ELLE- édito

On peut penser que depuis une semaine Arthur Kermalvezen respire mieux. On peut imaginer que ce jeune homme de 26 ans, qui racontait l’an dernier, dans « Né de spermatozoïde inconnu… » (1), sa détresse de ne rien savoir sur le donneur à qui il doit la vie, a accueilli avec soulagement l’avis tout juste émis par le Conseil d’Etat. Pourquoi ? Parce que, en prévision de la révision de la loi de bioéthique l’an prochain, cette haute juridiction s’est penchée, entre autres, sur la question de l’anonymat des donneurs de sperme et d’ovocytes : ce principe, a–t–elle statué, « comporte à long terme des effets préjudiciables à l’enfant, essentiellement parce que ce dernier est privé d’une dimension de son histoire ». Elle propose donc que les enfants nés d’un don de gamète (ils sont 45 000 en France) puissent, à leur majorité, avoir accès à des informations sur leur donneur (comme sa profession ou sa couleur de cheveux) ou, si ce dernier est d’accord, connaître son identité.

Certains hurlent au scandale, arguant que l’on célèbre ainsi le primat des gènes, dans lequel baigne déjà notre société. C’est faux. C’est même tout le contraire. Il s’agit bien de remettre à sa place cette croyance délirante dans le tout biologique : si Arthur, comme les jeunes nés par insémination artificielle réunis dans son association (2), avait accès aux renseignements sur son donneur, il ne se découvrirait pas un nouveau père ! Il cesserait simplement de se poser dix mille questions vertigineuses sur son hérédité génétique. Il pourrait tranquillement remettre à sa place cette petite pièce manquante du puzzle de son identité. Et il continuerait évidemment à reconnaître et à aimer ses deux seuls parents, qui sont ceux qui l’ont élevé et chéri, ceux qui, lorsqu’il était petit, venaient lui faire un baiser le soir dans son lit.

Si l’on cherche à éliminer le donneur de la filiation, c’est au contraire parce qu’on lui accorde beaucoup trop d’importance, fantasmant qu’il s’agit par nature d’un rival pour le père ou la mère, comme s’il n’y avait qu’une seule et unique place. Comme si, précisément, c’étaient les gènes qui faisaient la parentalité ! Grave méprise ! Dans le cadre de l’insémination artificielle, le seul parent est celui qui élève son enfant. Voilà pourquoi quatorze pays ont déjà levé sans problème l’anonymat du don de gamète.

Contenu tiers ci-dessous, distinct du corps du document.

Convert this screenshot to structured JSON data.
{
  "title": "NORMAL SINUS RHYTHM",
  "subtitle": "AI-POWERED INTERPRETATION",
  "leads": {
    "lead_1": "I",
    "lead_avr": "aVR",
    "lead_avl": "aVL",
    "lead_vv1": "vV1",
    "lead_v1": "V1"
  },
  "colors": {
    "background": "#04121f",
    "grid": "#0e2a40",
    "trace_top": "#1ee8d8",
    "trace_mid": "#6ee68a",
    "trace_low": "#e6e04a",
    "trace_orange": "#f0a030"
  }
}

Voilà pourquoi cet avis est une bonne nouvelle. Au passage, il rappelle cette évidence oubliée : un gamète (sperme ou ovocyte) n’est pas un simple « matériel » génétique, un « produit » anodin, une « substance » neutre et dépersonnalisable. C’est l’essence même de la vie. Ce n’est pas rien. Même s’il faut répéter qu’elle ne fera jamais d’un simple donneur un véritable parent.

(1) Avec Blandine de Dinechin (éd. Presses de la Renaissance).